Hacksaw Ridge actor Andrew Garfield does some more blinking as the priest who with Adam Driver goes looking for Liam Neeson and proselytize to the heathens in Japan. The persecution that follows provides a stations of the cross for the priest who enters his crisis of faith. There’s some dodgy CGI and some wonderfully inventive direction. But the ambiguity of the novel has its hand tipped with a clumsy last shot and dedication.
REVIEW – Fantastic Beasts and Where to Find Them is a Harry Potter-themed Pokemon Go for people too lazy to play Pokemon Go.
Following a sex change operation and a bout of Motor Neuron Disease, Eddie Redmayne is back. This time he’s off to New York with a suitcase of magical creatures which he accidentally lets loose. After bumping into a baker. With the help of a magical police woman Porpentina Goldstein (Katherine Waterston) and her telepathic sister, he and Kolawski (Dan Fogler) the baker hunt down the magical creatures while a anti-magic zealot and Colin Farrell vaguely threaten. Jon Voigt turns up and no one looks happy.

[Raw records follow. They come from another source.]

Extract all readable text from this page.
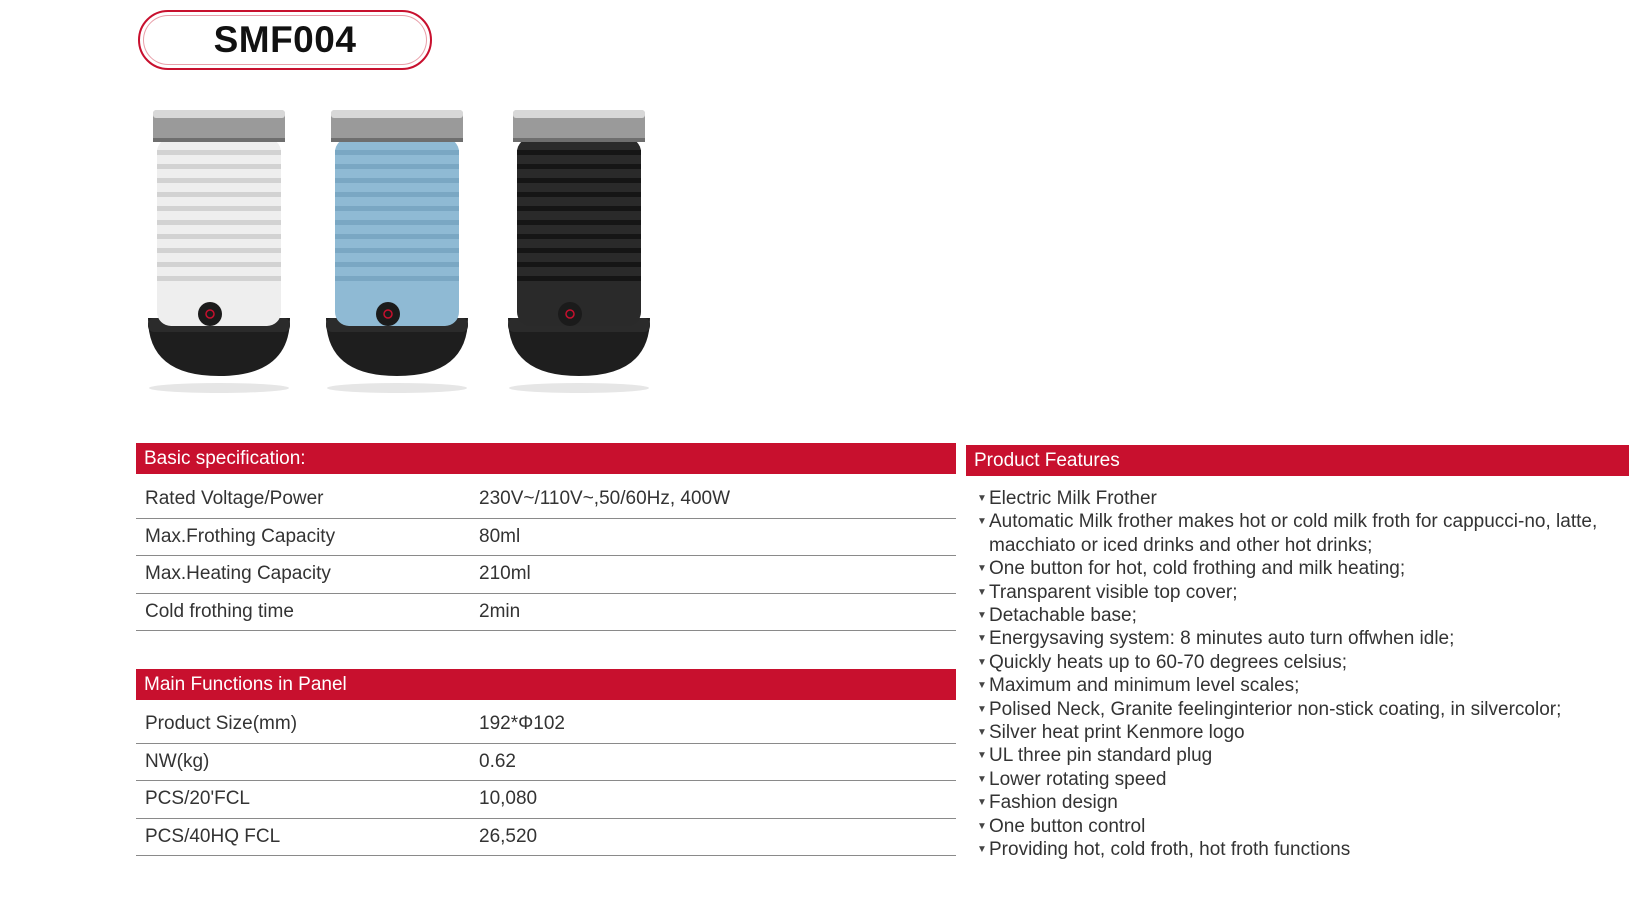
SMF004
Basic specification:
Rated Voltage/Power	230V~/110V~,50/60Hz, 400W
Max.Frothing Capacity	80ml
Max.Heating Capacity	210ml
Cold frothing time	2min
Main Functions in Panel
Product Size(mm)	192*Φ102
NW(kg)	0.62
PCS/20'FCL	10,080
PCS/40HQ FCL	26,520
Product Features
▼ Electric Milk Frother
▼ Automatic Milk frother makes hot or cold milk froth for cappucci-no, latte, macchiato or iced drinks and other hot drinks;
▼ One button for hot, cold frothing and milk heating;
▼ Transparent visible top cover;
▼ Detachable base;
▼ Energysaving system: 8 minutes auto turn offwhen idle;
▼ Quickly heats up to 60-70 degrees celsius;
▼ Maximum and minimum level scales;
▼ Polised Neck, Granite feelinginterior non-stick coating, in silvercolor;
▼ Silver heat print Kenmore logo
▼ UL three pin standard plug
▼ Lower rotating speed
▼ Fashion design
▼ One button control
▼ Providing hot, cold froth, hot froth functions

There’s something exhausting these days about going to see a film, assured there are four more of these assholes to come. It’s not only do I like this one, but can be bothered watching the others? Short answer: no. Never has magic been more dull, magicians so annoying and a quest, so literally like a walk in the park. JK Rowling can take more blame than usual ass the screenwriter and producer. Also Redmayne is one of the most over-rated actors currently working. His smirking, gurning and blinking oddball is a charisma-free hole where an actor ought to be. Fogler is okay but is asked to do the same thing time and time again. And poor Colin Farrell is shunted aside in a final twist that reveals he was another actor who you’d apparently much prefer to see. At least before he started beating up his wife.
The franchise machine churns on and the sequels are probably already shooting. But this overlong, tedious, unfunny monster hunt fills me with dread. Dread and a wish to die.